Concernant les atouts de l'école, il a relevé l'attractivité des formations, avec plus de 88.000 journées de formation / stagiaire en 2008. Il a fait valoir que les représentants des élèves de l'ENSOSP qu'il avait rencontrés semblaient très satisfaits de leur formation. Il a également fait état d'un taux d'occupation de l'école de 74 %, supérieur à celui de 34 % à Nainville. Enfin, il a relevé la bonne articulation entre l'ENSOSP et les SDIS, un important travail ayant été fait pour améliorer, en amont, la prévision des besoins de formation et pour associer aux formations les 54 SDIS qui disposent d'une école de sapeurs-pompiers.

M. Claude Haut, rapporteur spécial , a toutefois fait état d'incertitudes importantes auxquelles l'école faisait face.

D'une part, l'ENSOSP n'a, dans un premier temps, pas pu embaucher de contractuels, en raison de l'imprécision des textes qui la régissent. D'autre part, l'école rencontre d'importantes difficultés pour attirer le personnel travaillant pour les SDIS, qui constitue pourtant l'essentiel de ses effectifs : sur 155 postes au sein de l'école, 64 sont des sapeurs-pompiers mis à disposition par les SDIS pour 3 ou 6 ans. M. Claude Haut, rapporteur spécial, a indiqué que les personnels rencontrés sur place lui avaient fait part de leur inquiétude quant aux conditions de réintégration dans les SDIS, à la fin de leur mise à disposition. Par ailleurs, l'école, qui fait appel à plus de 1.000 intervenants occasionnels par an, issus notamment des SDIS, rencontre des problèmes fréquents de défection des intervenants, ce qui pèse sur la qualité de l'enseignement. Pour y remédier, 4 postes de formateurs permanents ont été ouverts sur le pôle pédagogique, mais aucun candidat n'a postulé.
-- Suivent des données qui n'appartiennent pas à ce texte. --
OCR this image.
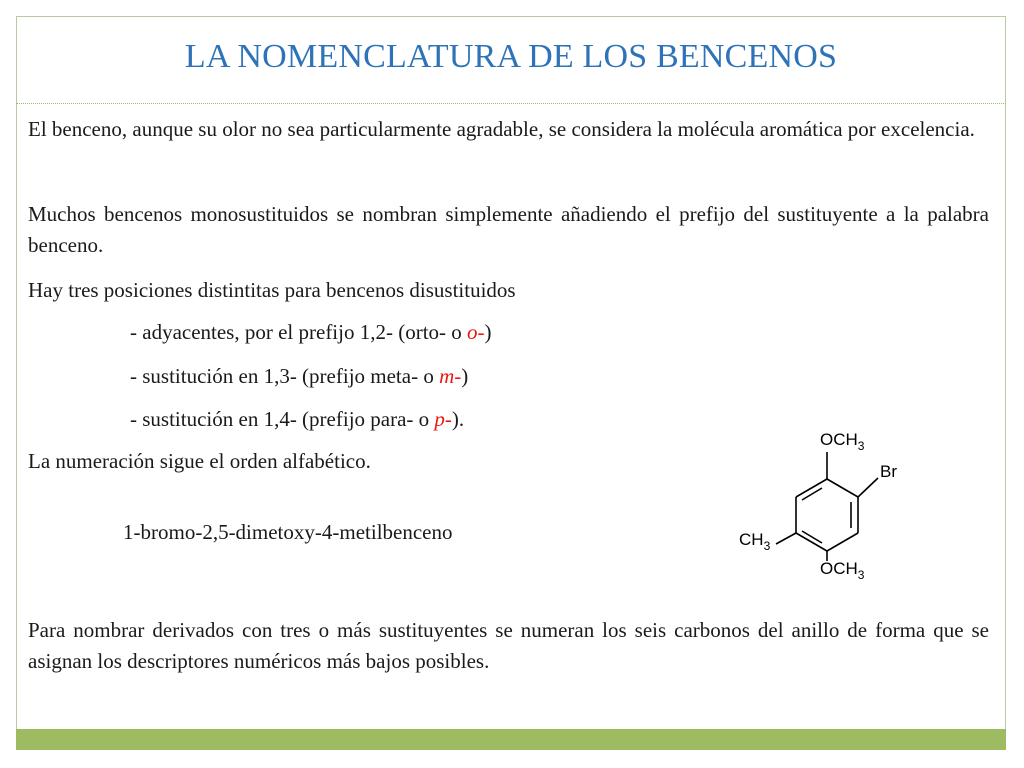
LA NOMENCLATURA DE LOS BENCENOS
El benceno, aunque su olor no sea particularmente agradable, se considera la molécula aromática por excelencia.
Muchos bencenos monosustituidos se nombran simplemente añadiendo el prefijo del sustituyente a la palabra benceno.
Hay tres posiciones distintitas para bencenos disustituidos
- adyacentes, por el prefijo 1,2- (orto- o o-)
- sustitución en 1,3- (prefijo meta- o m-)
- sustitución en 1,4- (prefijo para- o p-).
La numeración sigue el orden alfabético.
1-bromo-2,5-dimetoxy-4-metilbenceno
$OCH_3$
Br
$CH_3$
$OCH_3$
Para nombrar derivados con tres o más sustituyentes se numeran los seis carbonos del anillo de forma que se asignan los descriptores numéricos más bajos posibles.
M. Claude Haut, rapporteur spécial , a donc souhaité que le statut de professeur à l'ENSOSP soit plus attractif, afin de remédier à ces problèmes.

M. Claude Haut, rapporteur spécial , s'est également interrogé sur les conditions de vente de l'ancien site de Nainville, dont certains éléments de mobilier pourraient avoir été « bradés » et dont les locaux se dégradent rapidement.
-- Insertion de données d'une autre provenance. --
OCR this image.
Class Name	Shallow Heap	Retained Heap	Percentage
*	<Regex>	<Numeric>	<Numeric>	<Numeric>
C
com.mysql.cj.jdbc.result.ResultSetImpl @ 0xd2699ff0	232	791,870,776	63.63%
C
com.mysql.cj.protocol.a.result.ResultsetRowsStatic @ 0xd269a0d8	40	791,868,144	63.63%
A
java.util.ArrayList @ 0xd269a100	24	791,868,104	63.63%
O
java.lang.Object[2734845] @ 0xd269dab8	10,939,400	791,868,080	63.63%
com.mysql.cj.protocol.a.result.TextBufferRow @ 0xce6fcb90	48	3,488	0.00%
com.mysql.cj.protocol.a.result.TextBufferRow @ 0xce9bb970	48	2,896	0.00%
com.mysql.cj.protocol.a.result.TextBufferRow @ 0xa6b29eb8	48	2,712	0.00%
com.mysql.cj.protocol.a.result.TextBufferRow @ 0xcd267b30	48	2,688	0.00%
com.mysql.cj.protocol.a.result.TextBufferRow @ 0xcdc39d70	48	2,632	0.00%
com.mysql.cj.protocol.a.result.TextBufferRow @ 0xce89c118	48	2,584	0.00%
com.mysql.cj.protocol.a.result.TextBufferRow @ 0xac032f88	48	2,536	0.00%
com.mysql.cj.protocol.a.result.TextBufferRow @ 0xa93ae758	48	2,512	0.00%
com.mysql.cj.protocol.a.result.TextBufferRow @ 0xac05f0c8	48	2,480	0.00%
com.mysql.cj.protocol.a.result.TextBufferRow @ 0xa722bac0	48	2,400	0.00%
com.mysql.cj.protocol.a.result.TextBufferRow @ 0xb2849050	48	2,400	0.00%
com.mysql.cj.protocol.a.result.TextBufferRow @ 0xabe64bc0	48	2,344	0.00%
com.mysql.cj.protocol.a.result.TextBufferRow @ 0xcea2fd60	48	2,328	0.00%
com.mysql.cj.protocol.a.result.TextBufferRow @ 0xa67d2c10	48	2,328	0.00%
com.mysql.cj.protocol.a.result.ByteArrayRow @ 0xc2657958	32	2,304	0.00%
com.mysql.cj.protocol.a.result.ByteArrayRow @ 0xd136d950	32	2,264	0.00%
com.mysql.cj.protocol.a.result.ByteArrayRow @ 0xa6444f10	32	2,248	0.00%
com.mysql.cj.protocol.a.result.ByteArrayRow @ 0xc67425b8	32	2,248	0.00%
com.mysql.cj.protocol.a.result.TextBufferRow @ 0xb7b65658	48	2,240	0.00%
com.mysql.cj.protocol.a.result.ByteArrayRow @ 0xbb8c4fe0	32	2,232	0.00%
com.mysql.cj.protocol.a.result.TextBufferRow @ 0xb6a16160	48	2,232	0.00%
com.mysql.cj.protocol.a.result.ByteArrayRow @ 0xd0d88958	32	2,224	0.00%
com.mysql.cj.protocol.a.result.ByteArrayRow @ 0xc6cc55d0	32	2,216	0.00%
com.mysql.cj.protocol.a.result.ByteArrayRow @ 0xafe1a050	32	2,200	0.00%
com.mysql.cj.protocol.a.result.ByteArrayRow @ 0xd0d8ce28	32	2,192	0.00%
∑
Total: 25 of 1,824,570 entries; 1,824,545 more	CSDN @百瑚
Enfin, il a relevé que la question des ressources foncières de l'ENSOSP n'était pas réglée : l'enveloppe prévue pour l'acquisition de la réserve foncière nécessaire à la montée en puissance de l'école n'est plus suffisante, du fait de l'augmentation du prix du foncier. Par conséquent, l'ENSOSP n'a plus les moyens financiers de ses ambitions.
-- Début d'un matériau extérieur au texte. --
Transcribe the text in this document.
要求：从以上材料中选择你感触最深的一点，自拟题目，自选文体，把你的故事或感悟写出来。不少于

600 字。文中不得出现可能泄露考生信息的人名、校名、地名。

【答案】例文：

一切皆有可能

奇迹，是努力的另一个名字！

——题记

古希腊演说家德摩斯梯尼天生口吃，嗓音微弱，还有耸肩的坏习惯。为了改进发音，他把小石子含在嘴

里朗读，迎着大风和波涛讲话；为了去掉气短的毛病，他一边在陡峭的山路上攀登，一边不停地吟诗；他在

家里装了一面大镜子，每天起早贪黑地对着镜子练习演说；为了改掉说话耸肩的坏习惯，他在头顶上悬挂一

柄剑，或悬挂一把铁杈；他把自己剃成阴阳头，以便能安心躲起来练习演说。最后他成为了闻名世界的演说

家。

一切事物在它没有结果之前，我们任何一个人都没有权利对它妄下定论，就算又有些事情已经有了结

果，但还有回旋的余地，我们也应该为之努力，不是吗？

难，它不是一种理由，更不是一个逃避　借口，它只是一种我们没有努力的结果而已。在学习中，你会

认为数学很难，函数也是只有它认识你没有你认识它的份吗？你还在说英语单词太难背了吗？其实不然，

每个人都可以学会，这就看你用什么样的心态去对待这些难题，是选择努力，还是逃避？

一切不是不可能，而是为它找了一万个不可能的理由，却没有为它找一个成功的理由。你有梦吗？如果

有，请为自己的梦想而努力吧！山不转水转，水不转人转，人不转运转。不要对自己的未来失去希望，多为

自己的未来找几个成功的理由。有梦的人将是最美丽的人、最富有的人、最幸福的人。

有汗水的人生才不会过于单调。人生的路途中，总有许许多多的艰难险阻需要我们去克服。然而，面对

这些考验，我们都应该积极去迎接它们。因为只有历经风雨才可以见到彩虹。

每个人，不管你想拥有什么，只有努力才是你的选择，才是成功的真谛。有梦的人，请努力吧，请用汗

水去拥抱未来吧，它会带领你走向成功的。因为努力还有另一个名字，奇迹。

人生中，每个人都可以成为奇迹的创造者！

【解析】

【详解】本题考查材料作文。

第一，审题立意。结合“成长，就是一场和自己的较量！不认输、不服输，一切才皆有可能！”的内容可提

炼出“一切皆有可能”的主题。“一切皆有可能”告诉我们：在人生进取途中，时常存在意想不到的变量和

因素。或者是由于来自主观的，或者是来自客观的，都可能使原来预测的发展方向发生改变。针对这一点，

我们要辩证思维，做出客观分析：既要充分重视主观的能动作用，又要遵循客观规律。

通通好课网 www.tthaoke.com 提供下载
En conclusion, M. Claude Haut, rapporteur spécial, a regretté que de nombreux points d'interrogation demeurent, alors que le projet de cette école a résulté d'une volonté politique très forte et a représenté un investissement « particulièrement lourd » de plus de 90 millions d'euros. Il a observé que la délocalisation avait bien avancé, grâce à la très forte implication des personnels sur place et à leur volonté de réussir le projet. Enfin, il a jugé qu'à ce stade du développement de l'école et étant donné les moyens qui lui avaient déjà été consacrés, il est nécessaire de lever les obstacles que l'école rencontre, pour lui garantir les moyens humains et matériels de sa réussite.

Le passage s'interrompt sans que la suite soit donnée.